Ice is probably the best treatment.
- Ice will counteract the increased blood flow to the injured area.
- It will reduce the swelling, redness, and warmth.
- Applied soon after the injury, ice will prevent much of the inflammation from happening.
- Do not apply ice directly to the skin. Use a thin towel between the ice and the injury, or use an ice bag. Apply ice for 20 minutes at a time, with at least 20 minutes between applications. This is to help prevent frostbite, which can occur if you use ice too much or use it directly on your skin.
Rest prevents further injury and avoids stress on already inflamed tissue.
- Put the ankle joint at rest by wearing a brace or splint.
- Compression wraps, such as Ace bandages, do not provide much support to prevent movement of the ankle, and you should not apply them tightly.
Elevation (keeping the injured area up as high as possible) will help the body absorb fluid that has leaked into the tissue.
- Ideally, prop the ankle up so that it is above the level of your heart.
- You can do this in a reclining chair.
- Anti-inflammatory pain medications will reduce the pain and combat the swelling. Several are available over-the-counter, such as ibuprofen (Motrin, Advil) and naproxen (Aleve). But check with your doctor first if you have any medical problems or take any other medicines.
Treatment by a doctor will be very similar to that described for home care, especially using ice to lessen the inflammation.
- The doctor may elect to apply a brace or cast to reduce motion of the ankle. Crutches are frequently provided so you do not have to bear weight on the injured ankle.
- The most common medications used for ankle sprains are anti-inflammatory pain medications that both reduce pain and help control inflammation. If you cannot tolerate these drugs, acetaminophen (Tylenol) or narcotics are common alternatives for pain relief.
Next Steps Follow-up
Follow-up for ankle sprains is needed only if the ankle is not healing well. This could indicate there is a previously undetected fracture or torn ligaments. Go to a doctor for follow-up care if either of the following is true.
- Your ankle continues to hurt after 2 weeks
- Any swelling persists or worsens
Ankle sprain prevention can be as simple as wearing the right shoes or as complicated as balance training for athletes.
- Keep your ankles strong and flexible. Check with your doctor or physical therapist for strengthening exercises.

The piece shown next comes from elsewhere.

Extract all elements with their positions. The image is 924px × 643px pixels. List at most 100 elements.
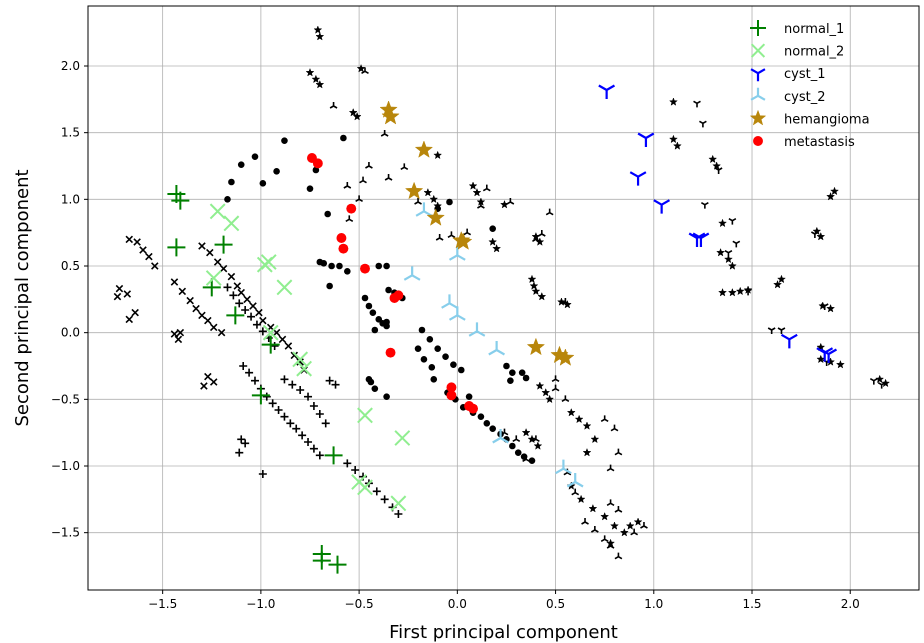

- Wear the proper shoes for the activity. You should always wear stable shoes that give your ankle the proper support. High-top basketball shoes are a good choice. (High heels or platform shoes are not the best choice if you're trying to prevent an ankle sprain.)
- If you are participating in a sport, you might want to consider having a weak ankle taped to offer extra support. If you have repeated sprains, wearing an ankle brace while playing may help as well.
- Make sure that the playing field is clear of any holes or obstacles.
- Remove any obstacles or trip hazards from your home or yard.
Most ankle sprains heal without complications or difficulty.
- Surgery is seldom needed for mild or moderate sprains. It is sometimes considered when a person with a severe sprain is a professional athlete or someone else who will likely put a lot of stress on the joint in the future.
- Exercises to maintain flexibility and strength can often be started once the swelling has resolved and you can walk without pain. Check with your doctor first.
Media file 1: Ankle sprain. Medial and lateral malleoli, the "bumps" on either side of the ankle. The medial malleolus is formed by the tibia, while the fibula forms the lateral malleolus.
Media file 2: Ankle sprain. Inversion injury of ankle. Note it is turned inward.